Come on.” She stalked out of the room.

“There’s some tea, reverend,” Franklin said. “I’ll be right
back.” He squeezed past May in the tiny bathroom, sitting down on the closed
commode.

May closed the door. “What the hell do you think you’re
doing, getting the preacher involved?” she whispered urgently.

“The thing’s evil,” Franklin whispered back. “Like a demon.
Maybe the preacher can help.”

“You think prayers are gonna stop what did this to you?” May
asked, raising up Franklin’s arm, showing him the puffed-up stitches.

“The power lines that Adrianna raised could have been from God,”
Franklin said stubbornly. “They sure as hell weren’t human.”

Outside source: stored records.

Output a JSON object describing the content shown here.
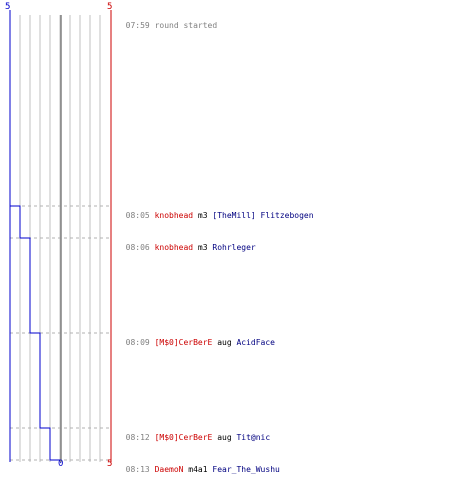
{
  "axis": {
    "left_top_label": "5",
    "right_top_label": "5",
    "bottom_zero_label": "0",
    "bottom_right_label": "5"
  },
  "colors": {
    "left_line": "#0000cc",
    "right_line": "#cc0000",
    "grid": "#c0c0c0",
    "center": "#808080",
    "guide": "#b0b0b0"
  },
  "header": {
    "time": "07:59",
    "text": "round started"
  },
  "events": [
    {
      "time": "08:05",
      "killer": "knobhead",
      "weapon": "m3",
      "victim": "[TheMill] Flitzebogen",
      "score": 4
    },
    {
      "time": "08:06",
      "killer": "knobhead",
      "weapon": "m3",
      "victim": "Rohrleger",
      "score": 3
    },
    {
      "time": "08:09",
      "killer": "[M$0]CerBerE",
      "weapon": "aug",
      "victim": "AcidFace",
      "score": 2
    },
    {
      "time": "08:12",
      "killer": "[M$0]CerBerE",
      "weapon": "aug",
      "victim": "Tit@nic",
      "score": 1
    },
    {
      "time": "08:13",
      "killer": "DaemoN",
      "weapon": "m4a1",
      "victim": "Fear_The_Wushu",
      "score": 0
    }
  ]
}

May shook her head and angrily yanked the tape off
Franklin’s back.

“Ow!” he complained.

“You’re gonna hurt so much worse before the night’s out,”
May warned darkly. “Take my word.”

She wouldn’t say anything else as she quickly bandaged him
back up, admonishing him not to forget his pills before she marched right back
out the front door.

“I take it she doesn’t approve of this venture,” Preacher
Sinclair said.

“No sir, she don’t,” Darryl replied.

“I’ll talk with her Sunday,” the preacher said. He paused,
took a deep breath, clasped his hands in front of him, and started in. “I
prayed long and hard before coming to this decision. It was as though God was
showing me a clear path, a new direction,” the preacher said, gaining steam.
“Lord, I asked him, where should I go? Has the devil taken form here, on earth?
And the Lord said, Son—’cause he always calls me son—Son, you
should go. You should believe. You need to truly know evil before you can do
good.” The preacher put one hand up in the air and the other over his heart. “I
swear the Word had never been so clear.”